In fact, the potential for growth remains throughout life, and this heralds the possibility of discovering more efficient ways of training the brain to be more effective. Indeed, there has been something of a boom in brain games – without, as yet, the evidence that these produce any marked general improvement. But interesting work is being done in developing exercises which are claimed to assist in learning difficulties such as dyslexia. But it is well established that memory connections and span can be increased.
I have previously mentioned the increased hippocampus of the taxi driver who has mastered the streets of London. On a smaller scale the part of the cortex which controls left hand movement will be enlarged in the professional violinist. And I have no doubt, without the need for a scan, that the range of scientific reading I have needed to write on a wide range of scientific subjects for this column has broadened the contents of my memory – without being the slightest help in my finding my snuffbox or the screwdriver I put down five minutes ago.
The knowledge that in adolescence the brain has growth spurts in the areas concerned with planning and social interaction suggests, for instance, that the opportunity to teach these skills may be important at this stage. I can confirm from anecdotal experience, while working with young people, that these areas are ones to which they instinctively respond. But do they appear in the school curriculum?
The capacity to develop the brain has called into question the mantra of self-esteem: the educational approach which holds that students should be given great confidence in the excellence of their own achievements. This, it is argued, encourages them to go further. But this is now questionable. It is those students who are congratulated and supported in their hard work of learning, rather than in their actual achievements, who tend to do best.
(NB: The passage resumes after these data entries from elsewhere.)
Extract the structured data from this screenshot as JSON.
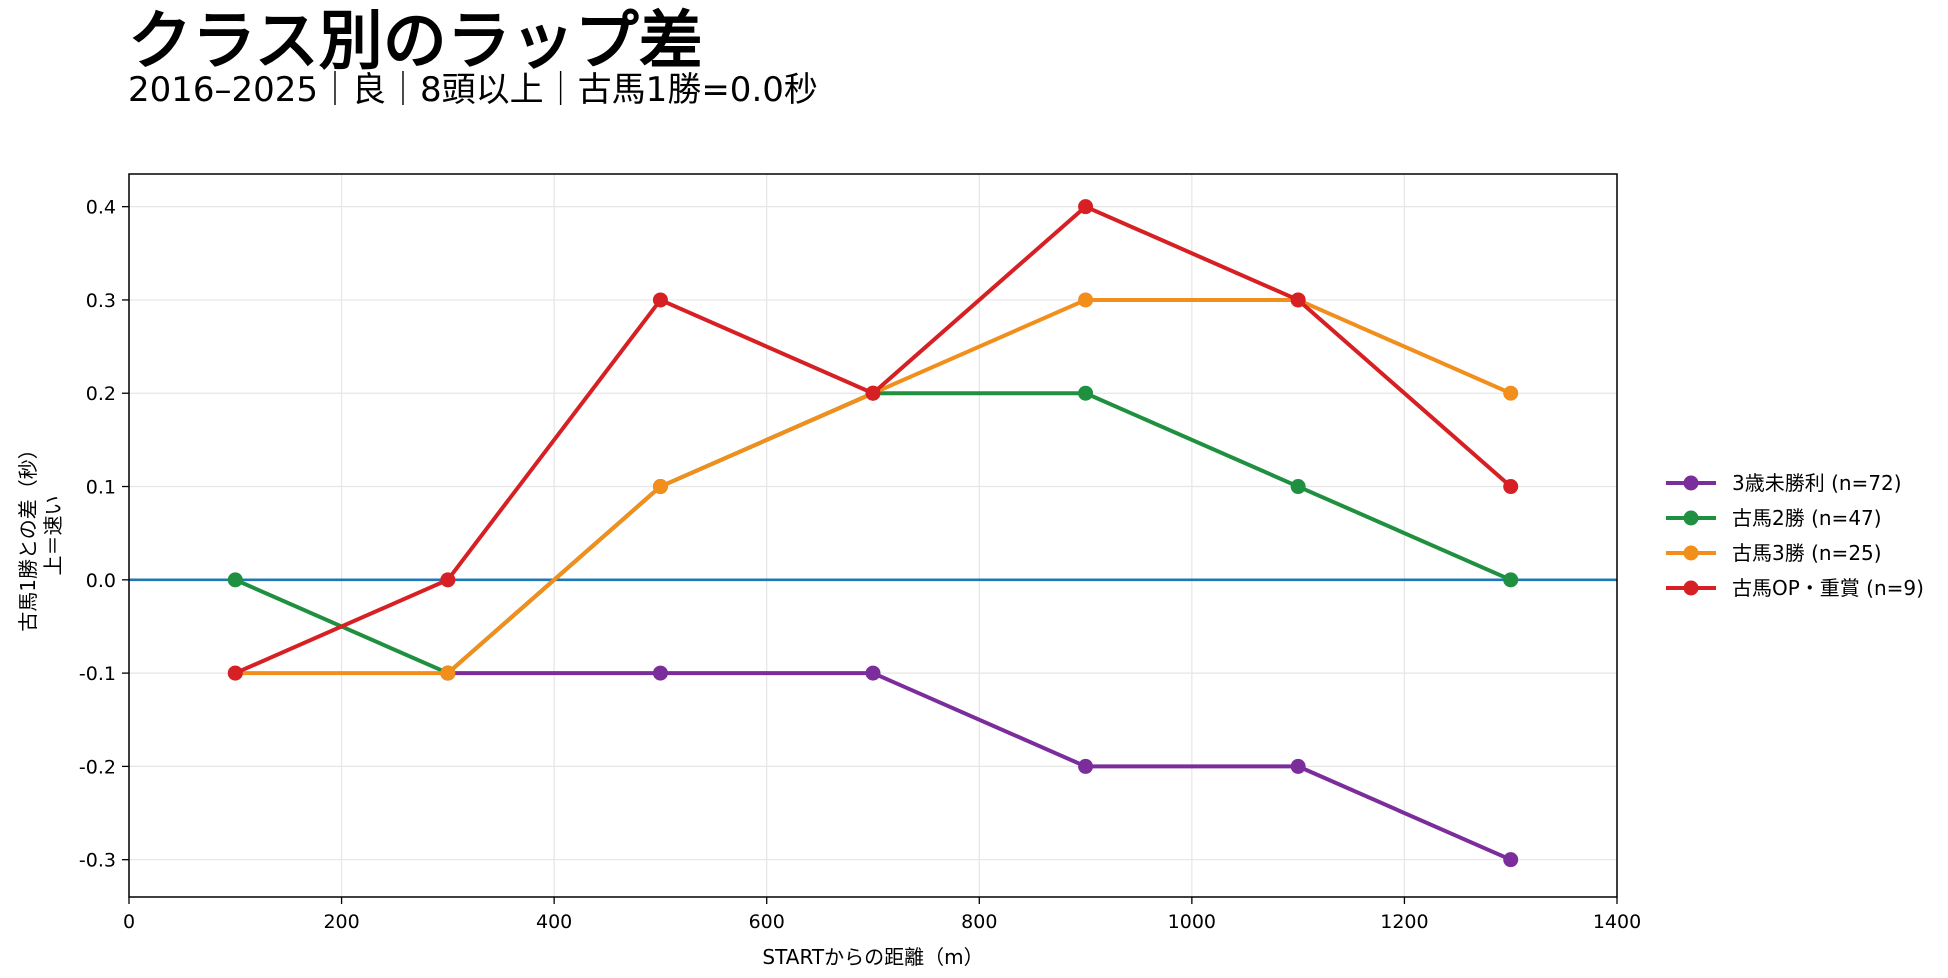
{
  "chart_data": {
    "type": "line",
    "title": "クラス別のラップ差",
    "subtitle": "2016–2025｜良｜8頭以上｜古馬1勝=0.0秒",
    "xlabel": "STARTからの距離（m）",
    "ylabel_lines": [
      "古馬1勝との差（秒）",
      "上＝速い"
    ],
    "xlim": [
      0,
      1400
    ],
    "ylim": [
      -0.34,
      0.435
    ],
    "xticks": [
      0,
      200,
      400,
      600,
      800,
      1000,
      1200,
      1400
    ],
    "xtick_labels": [
      "0",
      "200",
      "400",
      "600",
      "800",
      "1000",
      "1200",
      "1400"
    ],
    "yticks": [
      -0.3,
      -0.2,
      -0.1,
      0.0,
      0.1,
      0.2,
      0.3,
      0.4
    ],
    "ytick_labels": [
      "-0.3",
      "-0.2",
      "-0.1",
      "0.0",
      "0.1",
      "0.2",
      "0.3",
      "0.4"
    ],
    "grid": true,
    "reference_line": {
      "y": 0.0,
      "color": "#1f77b4"
    },
    "legend_position": "right",
    "x": [
      100,
      300,
      500,
      700,
      900,
      1100,
      1300
    ],
    "series": [
      {
        "name": "3歳未勝利 (n=72)",
        "color": "#7b2d9b",
        "values": [
          null,
          -0.1,
          -0.1,
          -0.1,
          -0.2,
          -0.2,
          -0.3
        ]
      },
      {
        "name": "古馬2勝 (n=47)",
        "color": "#1e9040",
        "values": [
          0.0,
          -0.1,
          0.1,
          0.2,
          0.2,
          0.1,
          0.0
        ]
      },
      {
        "name": "古馬3勝 (n=25)",
        "color": "#f28e1c",
        "values": [
          -0.1,
          -0.1,
          0.1,
          0.2,
          0.3,
          0.3,
          0.2
        ]
      },
      {
        "name": "古馬OP・重賞 (n=9)",
        "color": "#d62024",
        "values": [
          -0.1,
          0.0,
          0.3,
          0.2,
          0.4,
          0.3,
          0.1
        ]
      }
    ]
  }
}
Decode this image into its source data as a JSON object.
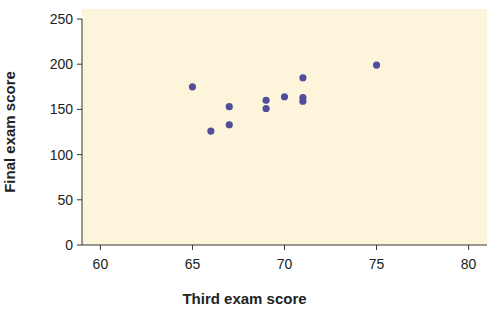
{
  "chart_data": {
    "type": "scatter",
    "x_label": "Third exam score",
    "y_label": "Final exam score",
    "x": [
      65,
      66,
      67,
      67,
      69,
      69,
      70,
      71,
      71,
      71,
      75
    ],
    "values": [
      175,
      126,
      153,
      133,
      160,
      151,
      164,
      185,
      163,
      159,
      199
    ],
    "color": "#514d9a",
    "marker": "circle",
    "xlim": [
      59,
      81
    ],
    "xticks": [
      60,
      65,
      70,
      75,
      80
    ],
    "ylim": [
      0,
      250
    ],
    "yticks": [
      0,
      50,
      100,
      150,
      200,
      250
    ],
    "grid": false
  }
}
How many people excuse themselves from mastering even elementary mathematics on the comforting grounds that, since they are not a “maths person”, it doesn’t matter? The truth is that even those who find maths difficult can, with a bit of hard work, make rewarding progress.
There is in fact a whole science of the methodology of learning, from the techniques for reading and digesting a text, to the various ways in which material can be remembered or complex information analysed, to the methods of revision which actually work. When I made an audiotape on the subject some years ago, a senior teacher who was providing a voiceover said to me: “I wonder why I was never taught this in teacher training.” Indeed.
Another area of interest is the neurotransmitter dopamine. This is a powerful aid in enabling learning through stimulating brain connections. If we can harness it effectively it may well enhance our learning rate considerably. Current experiments show limited success, but there is real potential there.
The brain has many tricks at its command. For instance, some damaged functions can be replaced by the development of new, equivalent structures. The brain appears to have an innate tendency to repair or substitute faculties which have been damaged. The visual cortex of a blind person can take over part of the auditory cortex, promoting a sensitivity of hearing and providing a spatial sense. Perhaps a less welcome phenomenon is the claim of some schizophrenics to hear voices. But it’s more than a claim: neuron response in the auditory cortex confirms that the voices are actually heard.
The ability of the brain to grow and change, known as its plasticity, is a new discipline, dating back for no more than about 15 years. And the neuroscientists rightly regard it as a field which can bring enormous benefits. I hear reports of schools which keep even their young pupils abreast with neuroscience. It is believed, and I think reasonably so, that understanding how the brain learns is a valuable aid, enabling the learners to use and develop approaches which maximise and respect the power of the brain – and to recognise and manage its limitations.
While we may be inclined to see neuroscience as a potential threat to our freedoms it is rewarding to study an area which suggests that our growing knowledge has much to offer. Brains which can continue to develop, and which have self-healing and repair facilities, and which we can learn to employ more constructively, give us hope for the future.
With some knowledge of neuroscience our early reaction is that perhaps we are servants of our brains – at least to a substantial degree. But discovering that the brain grows and develops is encouraging. Although we know little about as yet it does seem that we will gradually learn how to train our brains. They may yet become our servants rather than our masters.